The associations between diabetes overtreatment and covariates of interest were summarized using means and standard deviations for continuous variables and frequencies with percentages for categorical variables. We compared rates of overtreatment to undertreatment and adequate treatment by groups, using χ2 tests for categorical variables and Kruskal-Wallis tests for continuous variables. To assess the association between patient characteristics and three-level treatment outcome, we used a multinomial logistic regression with the reference category as adequate treatment that adjusted for age, race/ethnicity, Medicaid dual eligibility, indication for Medicare eligibility (age vs. disability), gender, multimorbidity, number of outpatient visits, and urban location (Table 1).35
, 36 To account for multiple comparisons, we report 99% confidence intervals and used a two-tailed α = 0.01 to establish the statistical significance of tests for all analyses.

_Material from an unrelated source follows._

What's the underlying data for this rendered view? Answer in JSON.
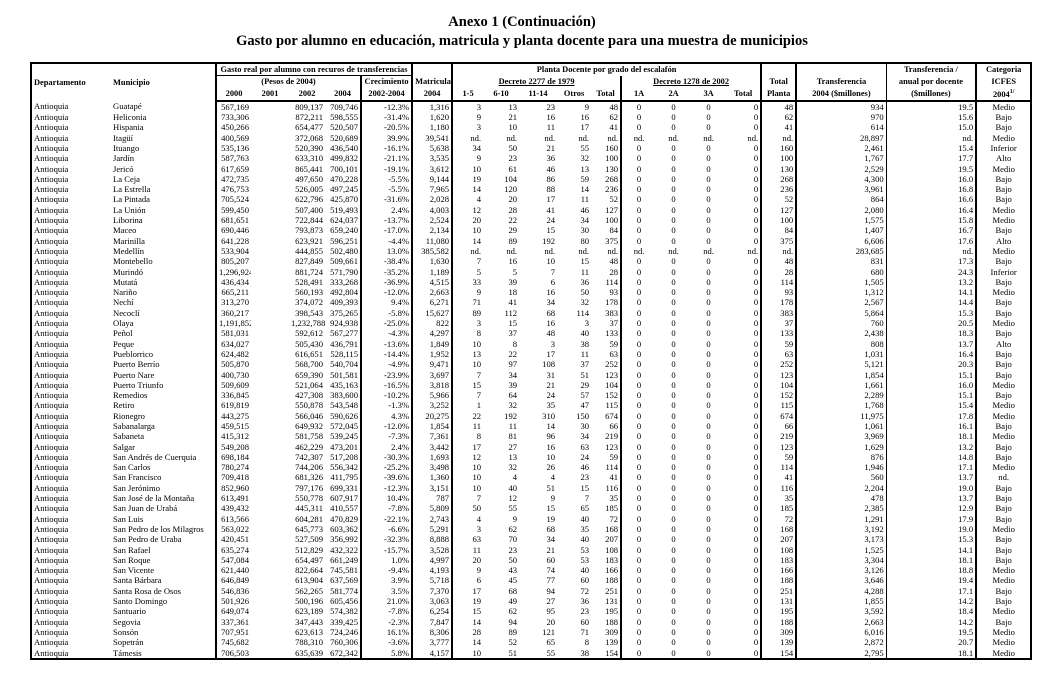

Among potentially overtreated individuals, we examined variables associated with treatment deintensification using means and standard deviations for continuous variables and frequencies with percentages for categorical variables. To test for differences between those who did and did not receive deintensification of treatment, we used χ2 tests for categorical variables and Kruskal-Wallis tests for continuous variables. We then examined whether deintensification differed based on race/ethnicity, dual eligibility, older age, sex, rurality (urban/rural), or multimorbidity, using multivariable logistic regression. Results are presented in both tabular and graphical form. The institutional review board of the Duke University Health System approved the study, and analyses were performed using SAS version 9.4 software (SAS Institute Inc., Cary, NC, USA).